Popular new mobile game Pokemon Go was used by four teens in Missouri to lure nearly a dozen victims into armed robberies, police and media reports said on Monday.
The game surged to the top of Apple’s app charts over the weekend and involves finding and capturing virtual Pokemon characters at various locations. Police warned game players to be cautious.
Police in O’Fallon, a suburb of St. Louis, arrested the four teens on Sunday after a robbery victim called police from a convenience store, according to a police statement.
Brett William Miller, 17, allegedly displayed a handgun and demanded the victim’s wallet and cash, police said. Shane Michael Baker, 18, was driving a BMW used in the crime while James D. Warner, 18, was present during the robbery, police said.
All three were charged with robbery and armed criminal action while a fourth teen was arrested and turned over to juvenile services, the O’Fallon police said in a release.
Bond was set at $100,000 and each of those charged was still held early on Monday, according to the St. Charles County prosecuting attorney.

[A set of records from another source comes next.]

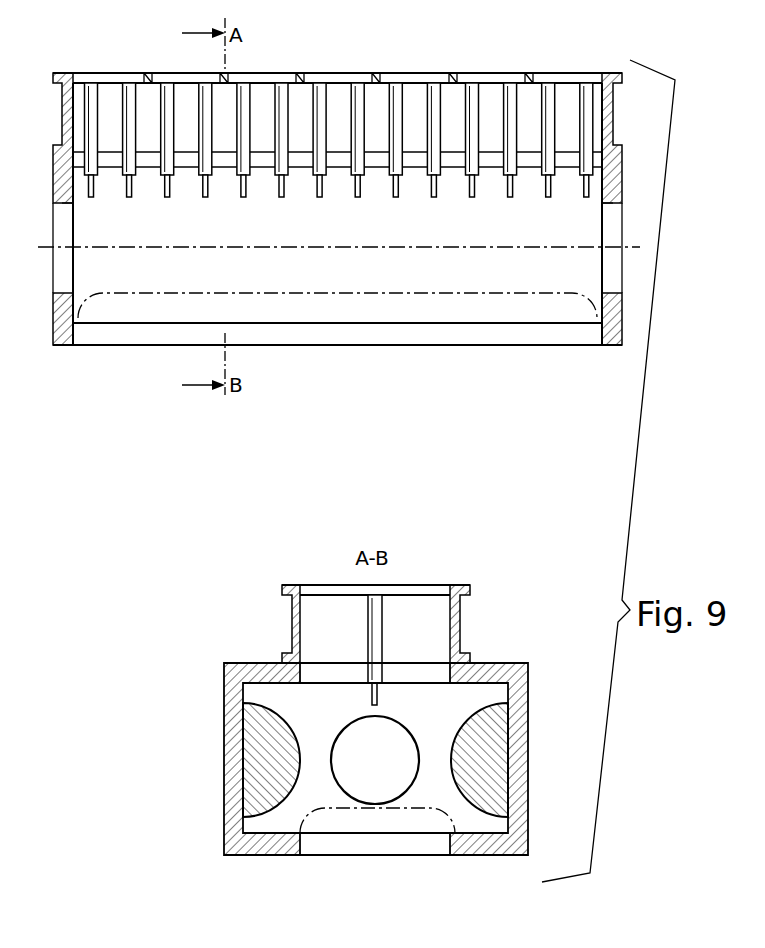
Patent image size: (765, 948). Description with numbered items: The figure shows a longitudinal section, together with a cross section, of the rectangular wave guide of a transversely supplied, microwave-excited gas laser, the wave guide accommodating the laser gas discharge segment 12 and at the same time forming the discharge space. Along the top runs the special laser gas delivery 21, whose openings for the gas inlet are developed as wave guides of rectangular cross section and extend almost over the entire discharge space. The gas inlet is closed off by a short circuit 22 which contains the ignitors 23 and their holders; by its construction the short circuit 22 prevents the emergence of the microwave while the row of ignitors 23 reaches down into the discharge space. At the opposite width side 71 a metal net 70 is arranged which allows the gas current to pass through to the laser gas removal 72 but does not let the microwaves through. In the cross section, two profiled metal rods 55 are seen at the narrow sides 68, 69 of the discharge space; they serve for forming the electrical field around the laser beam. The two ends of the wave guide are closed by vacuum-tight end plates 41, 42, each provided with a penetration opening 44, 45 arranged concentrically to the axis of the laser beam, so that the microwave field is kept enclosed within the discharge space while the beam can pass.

The laser gas discharge segment 12 is at (453, 257).
The laser gas delivery 21 is at (613, 116).
The short circuit 22 is at (149, 73).
The ignitor 23 is at (357, 100).
The end plate 41 is at (67, 345).
The end plate 42 is at (617, 345).
The penetration opening 44 is at (73, 205).
The penetration opening 45 is at (604, 206).
The profiled metal rod 55 is at (255, 775).
The narrow side 68 is at (232, 742).
The narrow side 69 is at (520, 781).
The metal net 70 is at (152, 295).
The width side 71 is at (265, 855).
The laser gas removal 72 is at (105, 333).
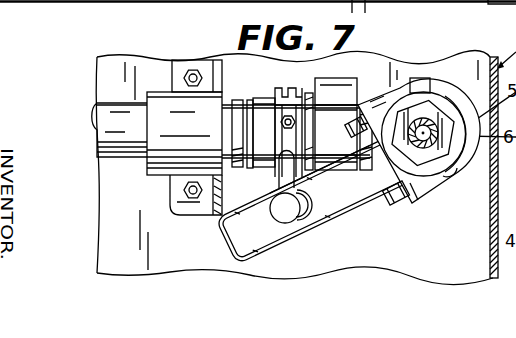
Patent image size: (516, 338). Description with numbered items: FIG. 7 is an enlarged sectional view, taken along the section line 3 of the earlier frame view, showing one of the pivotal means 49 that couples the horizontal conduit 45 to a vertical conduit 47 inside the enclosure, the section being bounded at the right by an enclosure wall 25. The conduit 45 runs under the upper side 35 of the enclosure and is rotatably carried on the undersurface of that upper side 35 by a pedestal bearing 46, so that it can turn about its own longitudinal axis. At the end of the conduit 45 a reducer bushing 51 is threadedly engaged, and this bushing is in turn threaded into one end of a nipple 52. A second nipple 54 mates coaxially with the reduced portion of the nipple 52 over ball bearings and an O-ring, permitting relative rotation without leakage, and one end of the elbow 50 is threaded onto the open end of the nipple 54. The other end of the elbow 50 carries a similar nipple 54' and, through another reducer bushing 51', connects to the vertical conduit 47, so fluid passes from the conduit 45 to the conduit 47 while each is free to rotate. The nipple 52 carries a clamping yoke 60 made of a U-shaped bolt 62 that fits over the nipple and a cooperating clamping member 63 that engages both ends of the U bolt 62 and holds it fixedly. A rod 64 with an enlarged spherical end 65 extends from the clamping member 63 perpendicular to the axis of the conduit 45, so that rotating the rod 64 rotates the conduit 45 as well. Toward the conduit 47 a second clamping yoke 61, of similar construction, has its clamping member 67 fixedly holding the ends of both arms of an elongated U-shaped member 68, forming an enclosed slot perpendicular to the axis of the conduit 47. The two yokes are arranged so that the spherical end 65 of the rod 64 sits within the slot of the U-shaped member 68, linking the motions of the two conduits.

O’Fallon police on Facebook warned area residents about Pokemon Go, which uses a mobile phone’s mapping and camera to play the free “augmented reality” game that was developed in part by Nintendo Co Ltd.
A Nintendo spokesperson was not immediately available for comment.
“Using the geolocation feature of the Pokemon Go app, the robbers were able to anticipate the location and level of seclusion of unwitting victims,” O’Fallon police Sergeant Bill Stringer said in a release.
“The Pokemon, graphics and sound effects are computer-generated, but seeing a Pikachu on the sidewalk in front of you is a fan’s digital dream come true,” Stringer said.
The St. Louis Post-Dispatch said there were nearly a dozen victims.
The game was the most downloaded free app on Apple’s app store while Nintendo’s shares surged nearly 25 percent for their biggest daily gains in history based on Pokemon Go’s success.